Thursday, May 1, 2014

Sixth Ave. Panorama

I can't remember exactly when was the first time I saw Todd Webb's gorgeous photograph "6th Avenue Between 43rd and 44th Streets, New York, 1948," but it was years ago, maybe at MOMA, and I immediately fell in love with it. More than anything, I wanted to fall into it.



Now the photograph has been blown up nearly to life-size, and hung in the windows across the length of the International Center of Photography.

Stretching across several panels, the panorama reveals the entire west side length of the block from 66 years ago. It's incredibly crisp, showing every detail of the record shops, art supply stores, and bookstores, the light lunch joints and neon-sign restaurants. The second-story businesses specialize in typewriter repairs, a school for "talking picture operating," a Spanish-American billiard parlor.

Most of the people walking on the sidewalk are men, with only two or three women among them, and they're almost all in hats.



Gazing at it, the image feels like a window into the past, a fantasy disturbed only by the passersby of 2014, looking down into their phones, not paying attention to what's in front of them. If only you could step through the glass and into that lost world.




11 comments:

laura r. said...

the 2nd photo is amazing. it still looked like that for @ least 20 plus yrs after 1948.

Anonymous said...

And Im sure that even back then someone was wringing their hands
and lamenting the passing of "Ol'
New York" and lambasting the new stores with their loud obnoxious neon wah-wah,boo-hoo,rending
their garments and beating their
breasts Mea Culpa, Mea Culpa,
Mea Caca Culpa Dulpa....

BrooksNYC said...

Jeremiah, I love it when you post comments by the idiocracy, and without further commentary, allow the idiocy to speak for itself.

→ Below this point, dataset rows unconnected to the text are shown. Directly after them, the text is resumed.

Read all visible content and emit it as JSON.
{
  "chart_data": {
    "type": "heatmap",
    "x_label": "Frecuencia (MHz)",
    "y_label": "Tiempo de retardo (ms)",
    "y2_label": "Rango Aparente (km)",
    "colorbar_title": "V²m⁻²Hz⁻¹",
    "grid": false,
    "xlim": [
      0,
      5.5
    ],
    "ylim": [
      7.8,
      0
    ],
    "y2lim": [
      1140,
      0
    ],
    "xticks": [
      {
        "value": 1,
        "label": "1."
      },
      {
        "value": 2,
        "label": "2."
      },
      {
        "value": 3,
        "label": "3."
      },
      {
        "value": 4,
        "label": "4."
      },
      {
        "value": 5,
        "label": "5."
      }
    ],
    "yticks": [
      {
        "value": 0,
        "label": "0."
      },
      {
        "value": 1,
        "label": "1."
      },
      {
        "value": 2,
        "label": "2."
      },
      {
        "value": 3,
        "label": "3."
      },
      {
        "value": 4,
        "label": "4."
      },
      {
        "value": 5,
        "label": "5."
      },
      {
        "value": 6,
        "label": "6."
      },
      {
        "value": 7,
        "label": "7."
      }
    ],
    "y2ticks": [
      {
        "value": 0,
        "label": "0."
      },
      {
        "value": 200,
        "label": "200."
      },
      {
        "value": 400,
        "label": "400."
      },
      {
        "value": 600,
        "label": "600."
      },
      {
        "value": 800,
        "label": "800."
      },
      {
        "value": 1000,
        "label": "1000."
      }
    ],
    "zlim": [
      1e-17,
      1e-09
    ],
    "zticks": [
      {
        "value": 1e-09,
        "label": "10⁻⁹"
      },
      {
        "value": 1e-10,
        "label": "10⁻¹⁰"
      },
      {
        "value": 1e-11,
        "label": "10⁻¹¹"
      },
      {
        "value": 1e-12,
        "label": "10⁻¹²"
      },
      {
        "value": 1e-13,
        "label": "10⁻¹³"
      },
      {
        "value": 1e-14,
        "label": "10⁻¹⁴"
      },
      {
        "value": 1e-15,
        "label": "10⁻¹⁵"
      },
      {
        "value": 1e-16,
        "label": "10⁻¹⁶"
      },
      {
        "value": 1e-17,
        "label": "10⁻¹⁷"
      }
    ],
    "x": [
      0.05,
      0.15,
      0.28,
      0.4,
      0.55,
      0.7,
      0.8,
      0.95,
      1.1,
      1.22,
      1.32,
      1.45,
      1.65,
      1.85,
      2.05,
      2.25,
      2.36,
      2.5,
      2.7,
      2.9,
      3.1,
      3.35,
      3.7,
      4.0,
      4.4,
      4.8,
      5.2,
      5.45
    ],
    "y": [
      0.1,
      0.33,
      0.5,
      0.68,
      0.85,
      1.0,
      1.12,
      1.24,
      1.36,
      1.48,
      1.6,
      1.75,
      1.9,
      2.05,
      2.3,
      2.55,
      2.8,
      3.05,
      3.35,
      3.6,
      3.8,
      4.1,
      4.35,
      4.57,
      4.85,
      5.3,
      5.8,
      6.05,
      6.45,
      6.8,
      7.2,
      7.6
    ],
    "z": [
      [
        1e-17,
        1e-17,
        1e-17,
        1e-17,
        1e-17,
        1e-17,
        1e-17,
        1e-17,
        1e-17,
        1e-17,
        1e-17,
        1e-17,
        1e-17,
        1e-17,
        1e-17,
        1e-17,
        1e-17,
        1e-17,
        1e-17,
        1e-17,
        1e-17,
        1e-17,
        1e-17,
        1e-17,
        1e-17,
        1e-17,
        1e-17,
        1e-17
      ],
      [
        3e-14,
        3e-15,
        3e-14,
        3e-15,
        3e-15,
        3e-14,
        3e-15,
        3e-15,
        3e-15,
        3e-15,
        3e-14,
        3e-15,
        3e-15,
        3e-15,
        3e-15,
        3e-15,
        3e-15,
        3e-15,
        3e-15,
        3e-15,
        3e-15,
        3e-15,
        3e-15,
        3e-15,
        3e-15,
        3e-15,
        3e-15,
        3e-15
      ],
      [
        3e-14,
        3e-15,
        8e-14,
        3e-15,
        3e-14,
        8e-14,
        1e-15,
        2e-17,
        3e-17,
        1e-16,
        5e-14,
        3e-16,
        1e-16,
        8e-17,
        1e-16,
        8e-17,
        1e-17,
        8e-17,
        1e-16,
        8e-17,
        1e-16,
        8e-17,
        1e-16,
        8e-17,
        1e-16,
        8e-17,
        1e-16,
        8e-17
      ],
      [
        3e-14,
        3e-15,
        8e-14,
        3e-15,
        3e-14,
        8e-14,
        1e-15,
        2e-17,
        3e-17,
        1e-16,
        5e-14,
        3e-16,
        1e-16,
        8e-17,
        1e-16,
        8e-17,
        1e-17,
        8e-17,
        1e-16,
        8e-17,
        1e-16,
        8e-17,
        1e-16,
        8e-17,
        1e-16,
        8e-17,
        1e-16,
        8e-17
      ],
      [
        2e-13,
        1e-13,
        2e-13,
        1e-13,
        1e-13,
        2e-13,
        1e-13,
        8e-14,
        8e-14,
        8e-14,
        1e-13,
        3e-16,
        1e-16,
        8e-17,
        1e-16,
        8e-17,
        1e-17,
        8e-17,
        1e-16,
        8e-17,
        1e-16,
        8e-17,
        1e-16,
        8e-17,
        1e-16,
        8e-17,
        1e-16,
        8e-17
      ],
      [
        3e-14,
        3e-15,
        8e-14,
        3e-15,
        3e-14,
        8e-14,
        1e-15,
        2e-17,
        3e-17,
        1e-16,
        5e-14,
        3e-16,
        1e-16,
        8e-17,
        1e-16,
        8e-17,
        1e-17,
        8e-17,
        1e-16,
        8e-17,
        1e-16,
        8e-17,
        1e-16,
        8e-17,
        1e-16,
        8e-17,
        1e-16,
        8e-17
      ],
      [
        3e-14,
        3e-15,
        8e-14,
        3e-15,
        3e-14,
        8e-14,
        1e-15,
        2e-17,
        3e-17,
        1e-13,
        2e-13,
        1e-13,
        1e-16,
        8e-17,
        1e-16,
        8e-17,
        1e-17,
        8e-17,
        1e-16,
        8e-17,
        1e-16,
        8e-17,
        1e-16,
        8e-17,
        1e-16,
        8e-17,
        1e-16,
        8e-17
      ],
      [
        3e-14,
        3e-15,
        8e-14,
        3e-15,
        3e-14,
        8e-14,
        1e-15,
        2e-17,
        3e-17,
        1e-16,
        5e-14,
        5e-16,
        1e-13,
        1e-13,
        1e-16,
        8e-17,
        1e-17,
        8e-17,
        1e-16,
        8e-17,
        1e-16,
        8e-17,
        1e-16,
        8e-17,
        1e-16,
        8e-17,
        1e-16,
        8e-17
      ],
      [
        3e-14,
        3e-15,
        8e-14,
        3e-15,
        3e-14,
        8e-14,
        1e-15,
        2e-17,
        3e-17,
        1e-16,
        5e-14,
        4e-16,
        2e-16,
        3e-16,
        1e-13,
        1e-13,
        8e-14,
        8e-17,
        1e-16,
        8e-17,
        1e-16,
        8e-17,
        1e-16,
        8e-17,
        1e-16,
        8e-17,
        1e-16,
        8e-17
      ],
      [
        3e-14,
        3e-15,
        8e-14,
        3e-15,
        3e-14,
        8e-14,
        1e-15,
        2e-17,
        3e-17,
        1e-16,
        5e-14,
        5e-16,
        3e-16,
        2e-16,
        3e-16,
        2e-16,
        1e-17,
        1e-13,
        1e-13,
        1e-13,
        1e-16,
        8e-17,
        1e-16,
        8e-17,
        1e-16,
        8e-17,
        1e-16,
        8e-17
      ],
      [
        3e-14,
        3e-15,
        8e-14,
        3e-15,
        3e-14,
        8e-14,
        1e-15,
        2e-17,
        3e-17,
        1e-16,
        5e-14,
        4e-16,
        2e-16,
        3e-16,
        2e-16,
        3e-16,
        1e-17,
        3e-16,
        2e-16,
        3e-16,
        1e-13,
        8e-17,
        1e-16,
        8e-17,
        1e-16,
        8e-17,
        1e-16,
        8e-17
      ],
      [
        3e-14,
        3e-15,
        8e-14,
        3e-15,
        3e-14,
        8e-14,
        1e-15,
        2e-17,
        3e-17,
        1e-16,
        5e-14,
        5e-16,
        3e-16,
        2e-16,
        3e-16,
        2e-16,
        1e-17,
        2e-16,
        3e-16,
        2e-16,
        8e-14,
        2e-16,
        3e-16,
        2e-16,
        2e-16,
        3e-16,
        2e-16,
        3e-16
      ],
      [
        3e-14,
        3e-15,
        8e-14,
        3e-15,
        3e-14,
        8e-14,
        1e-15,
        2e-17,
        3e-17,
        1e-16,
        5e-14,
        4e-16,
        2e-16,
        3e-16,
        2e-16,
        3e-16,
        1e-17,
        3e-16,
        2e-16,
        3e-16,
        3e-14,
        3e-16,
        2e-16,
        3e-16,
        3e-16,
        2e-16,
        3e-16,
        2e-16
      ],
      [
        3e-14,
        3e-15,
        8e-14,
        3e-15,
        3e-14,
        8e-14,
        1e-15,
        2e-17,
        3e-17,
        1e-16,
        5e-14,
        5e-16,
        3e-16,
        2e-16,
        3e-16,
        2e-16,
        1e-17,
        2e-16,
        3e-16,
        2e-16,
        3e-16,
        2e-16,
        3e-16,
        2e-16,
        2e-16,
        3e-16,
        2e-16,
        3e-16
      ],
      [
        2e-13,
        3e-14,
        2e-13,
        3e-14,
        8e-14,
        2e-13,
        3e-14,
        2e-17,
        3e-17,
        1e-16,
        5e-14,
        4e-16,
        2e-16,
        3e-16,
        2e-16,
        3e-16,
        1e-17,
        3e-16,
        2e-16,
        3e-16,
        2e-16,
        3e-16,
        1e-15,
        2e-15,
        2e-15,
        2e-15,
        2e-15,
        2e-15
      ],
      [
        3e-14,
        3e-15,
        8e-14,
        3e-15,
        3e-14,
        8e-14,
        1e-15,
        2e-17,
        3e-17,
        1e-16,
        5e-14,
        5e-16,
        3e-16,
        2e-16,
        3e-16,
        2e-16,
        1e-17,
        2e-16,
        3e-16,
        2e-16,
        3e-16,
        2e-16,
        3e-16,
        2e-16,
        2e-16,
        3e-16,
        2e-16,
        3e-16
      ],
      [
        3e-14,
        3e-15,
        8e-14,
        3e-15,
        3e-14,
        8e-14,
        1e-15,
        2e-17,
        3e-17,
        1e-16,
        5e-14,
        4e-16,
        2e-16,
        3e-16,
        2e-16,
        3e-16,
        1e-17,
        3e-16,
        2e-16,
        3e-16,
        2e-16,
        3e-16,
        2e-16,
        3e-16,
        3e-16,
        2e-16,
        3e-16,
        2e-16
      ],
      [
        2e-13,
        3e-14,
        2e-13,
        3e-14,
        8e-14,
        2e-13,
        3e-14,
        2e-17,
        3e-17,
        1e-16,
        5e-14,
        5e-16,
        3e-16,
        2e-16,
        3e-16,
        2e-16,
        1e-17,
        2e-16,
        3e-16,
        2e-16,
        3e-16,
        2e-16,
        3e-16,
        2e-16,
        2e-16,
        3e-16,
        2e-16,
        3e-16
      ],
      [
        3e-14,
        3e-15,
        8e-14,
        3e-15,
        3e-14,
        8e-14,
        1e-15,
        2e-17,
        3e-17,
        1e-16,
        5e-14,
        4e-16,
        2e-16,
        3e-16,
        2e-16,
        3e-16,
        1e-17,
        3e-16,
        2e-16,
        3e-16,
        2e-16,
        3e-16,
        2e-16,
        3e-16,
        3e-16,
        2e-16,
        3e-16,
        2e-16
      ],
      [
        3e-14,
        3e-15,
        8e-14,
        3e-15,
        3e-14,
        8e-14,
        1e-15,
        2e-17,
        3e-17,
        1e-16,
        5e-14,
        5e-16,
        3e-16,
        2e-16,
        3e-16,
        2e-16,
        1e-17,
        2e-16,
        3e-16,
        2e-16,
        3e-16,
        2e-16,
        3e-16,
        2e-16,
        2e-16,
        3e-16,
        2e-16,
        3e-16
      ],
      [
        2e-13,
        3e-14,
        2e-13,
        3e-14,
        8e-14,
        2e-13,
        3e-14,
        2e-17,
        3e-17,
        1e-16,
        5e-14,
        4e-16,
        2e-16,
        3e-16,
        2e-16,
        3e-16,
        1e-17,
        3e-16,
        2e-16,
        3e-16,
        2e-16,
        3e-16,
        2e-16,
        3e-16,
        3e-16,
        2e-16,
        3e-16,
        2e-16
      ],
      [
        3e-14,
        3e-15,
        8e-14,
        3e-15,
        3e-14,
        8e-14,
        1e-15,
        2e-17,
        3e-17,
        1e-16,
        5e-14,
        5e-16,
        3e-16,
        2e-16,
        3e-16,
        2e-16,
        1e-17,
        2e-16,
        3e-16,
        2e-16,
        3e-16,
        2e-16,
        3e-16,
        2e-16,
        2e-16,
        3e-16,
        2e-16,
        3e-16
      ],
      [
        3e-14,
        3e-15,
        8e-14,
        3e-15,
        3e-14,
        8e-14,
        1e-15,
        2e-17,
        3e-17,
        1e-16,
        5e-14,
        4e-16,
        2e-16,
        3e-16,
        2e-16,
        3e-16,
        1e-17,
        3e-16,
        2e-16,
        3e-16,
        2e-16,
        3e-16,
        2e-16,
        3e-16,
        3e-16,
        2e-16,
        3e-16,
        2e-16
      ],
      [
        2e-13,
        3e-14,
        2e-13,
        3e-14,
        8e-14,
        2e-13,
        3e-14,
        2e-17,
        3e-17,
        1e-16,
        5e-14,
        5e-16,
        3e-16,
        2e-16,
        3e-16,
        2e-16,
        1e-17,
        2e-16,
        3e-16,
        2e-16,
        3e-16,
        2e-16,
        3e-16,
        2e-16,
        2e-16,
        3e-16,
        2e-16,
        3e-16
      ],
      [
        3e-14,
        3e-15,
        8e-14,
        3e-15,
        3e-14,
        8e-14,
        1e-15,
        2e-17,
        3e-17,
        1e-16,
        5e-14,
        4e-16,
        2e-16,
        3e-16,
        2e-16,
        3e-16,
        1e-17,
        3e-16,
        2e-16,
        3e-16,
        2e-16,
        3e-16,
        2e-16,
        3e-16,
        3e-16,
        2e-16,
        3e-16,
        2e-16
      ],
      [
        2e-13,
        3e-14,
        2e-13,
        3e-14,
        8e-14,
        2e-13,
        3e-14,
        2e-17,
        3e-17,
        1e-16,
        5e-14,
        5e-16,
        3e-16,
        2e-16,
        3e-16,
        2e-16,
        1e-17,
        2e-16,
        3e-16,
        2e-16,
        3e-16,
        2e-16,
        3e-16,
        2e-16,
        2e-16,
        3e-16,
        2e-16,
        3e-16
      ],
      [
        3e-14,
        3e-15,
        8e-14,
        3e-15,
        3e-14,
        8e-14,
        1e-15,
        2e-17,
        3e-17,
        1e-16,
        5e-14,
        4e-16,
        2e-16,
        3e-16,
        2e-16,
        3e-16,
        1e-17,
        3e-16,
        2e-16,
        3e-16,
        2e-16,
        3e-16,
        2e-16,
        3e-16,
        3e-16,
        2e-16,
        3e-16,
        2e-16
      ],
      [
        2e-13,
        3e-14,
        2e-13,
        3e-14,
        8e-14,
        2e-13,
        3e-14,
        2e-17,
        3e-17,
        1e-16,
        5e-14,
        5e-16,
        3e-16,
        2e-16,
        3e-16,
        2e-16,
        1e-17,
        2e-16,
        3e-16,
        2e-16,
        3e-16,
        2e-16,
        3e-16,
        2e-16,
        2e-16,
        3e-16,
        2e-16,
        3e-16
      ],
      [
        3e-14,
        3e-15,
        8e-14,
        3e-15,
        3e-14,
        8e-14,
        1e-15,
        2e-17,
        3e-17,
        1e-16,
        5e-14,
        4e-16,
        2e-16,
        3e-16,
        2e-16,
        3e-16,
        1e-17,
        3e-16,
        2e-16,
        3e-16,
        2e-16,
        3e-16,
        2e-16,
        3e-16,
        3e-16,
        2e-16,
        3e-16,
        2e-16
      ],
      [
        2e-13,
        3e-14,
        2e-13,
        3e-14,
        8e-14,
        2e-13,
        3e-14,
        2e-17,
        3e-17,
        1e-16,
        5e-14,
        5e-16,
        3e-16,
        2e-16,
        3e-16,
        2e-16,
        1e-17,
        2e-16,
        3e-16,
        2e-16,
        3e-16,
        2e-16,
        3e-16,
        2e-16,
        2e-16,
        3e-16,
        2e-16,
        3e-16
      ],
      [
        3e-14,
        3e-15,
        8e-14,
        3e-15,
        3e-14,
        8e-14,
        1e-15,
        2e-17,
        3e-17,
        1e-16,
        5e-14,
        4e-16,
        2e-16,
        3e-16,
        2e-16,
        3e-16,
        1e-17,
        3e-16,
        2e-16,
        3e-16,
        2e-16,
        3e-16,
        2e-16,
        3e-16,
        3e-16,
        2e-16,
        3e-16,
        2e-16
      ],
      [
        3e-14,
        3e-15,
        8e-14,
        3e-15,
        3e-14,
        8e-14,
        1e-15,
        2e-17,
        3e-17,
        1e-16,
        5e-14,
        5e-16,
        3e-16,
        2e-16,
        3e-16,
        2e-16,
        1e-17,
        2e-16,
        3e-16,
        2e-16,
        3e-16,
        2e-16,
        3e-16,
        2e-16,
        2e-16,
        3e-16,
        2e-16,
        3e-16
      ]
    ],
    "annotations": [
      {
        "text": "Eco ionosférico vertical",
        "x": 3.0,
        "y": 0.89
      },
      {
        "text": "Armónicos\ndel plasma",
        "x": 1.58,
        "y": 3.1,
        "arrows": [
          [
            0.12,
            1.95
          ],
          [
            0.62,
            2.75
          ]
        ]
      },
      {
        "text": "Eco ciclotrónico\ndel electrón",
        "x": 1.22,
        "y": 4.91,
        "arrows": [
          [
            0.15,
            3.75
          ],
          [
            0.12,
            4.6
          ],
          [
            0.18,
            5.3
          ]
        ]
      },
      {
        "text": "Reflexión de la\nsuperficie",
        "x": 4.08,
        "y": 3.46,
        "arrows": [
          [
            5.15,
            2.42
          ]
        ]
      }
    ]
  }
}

Incredible photo. I, like you, would give anything to jump into that world.

Walter said...

You're absolutely right, Laura. In 1970 I lived in a rooming house at 120 West 44th Street, and this picture is exactly how I remember Sixth Ave. On some of the street signs it also said "Avenue of the Americas", though I never heard anyone refer to it by that name.

Anonymous said...

I was surprised to see the "Avenue of the Americas" sign. I always figured that was 1960's nonsense.

Renée M. said...

I am 56 years old, so this photo predates my birth by at least 10 years, and I think it's telling that I would feel more comfortable in 1948 New York than the one that exists now. That street is a glass box jungle today. Is that really an improvement? The city is becoming nothing but office buildings, hipster condos., chain stores and trendy hot spots. We're living in the "Biff's World" of "Back to the Future II". Or as someone else so aptly put it, "Bloomberg's dystopia".

Gojira said...

I want to buy 9 cent records and to shoot a few rounds at the Spanish American Billiard Parlor, followed by one of Christy's Healthy Drinks, and then I want to hop into one of those giant two-tone cabs and go to my 1948 apartment, never to see the New York of the 21st century again. That is what I want.

laura r. said...

isnt west 44 st. restuarant row? or it that west 46th? mid town now is not managable.

Anonymous said...

Jeremiah/Brooks/Renee M

Please keep some historical perspective when you opine how wonderful NYC must have been in 1948 and how you want to jump into that photo. if you were a white male WW2 vet it was great. if you were black/asian/latino/gay/lesbian it wasnt fun at all. Please remember this is pre civil rights act- discrimination was legal for housing/employment-abortions were in alleys- women didnt go to college or work - they stayed at home and had kids- if a woman was raped/assaulted the NYPD didnt bother to do anything- and the subway wasnt air conditioned either

Anonymous said...

I think this is a beautiful photo, but as a lesbian and a working woman, there is no way I would want to jump back to the New York of 1948!

Walter said...

West 46th Street was considered "Restaurant Row".
West 44th Street housed the famous Technicolor Motion Picture Lab and some other movie related facilities.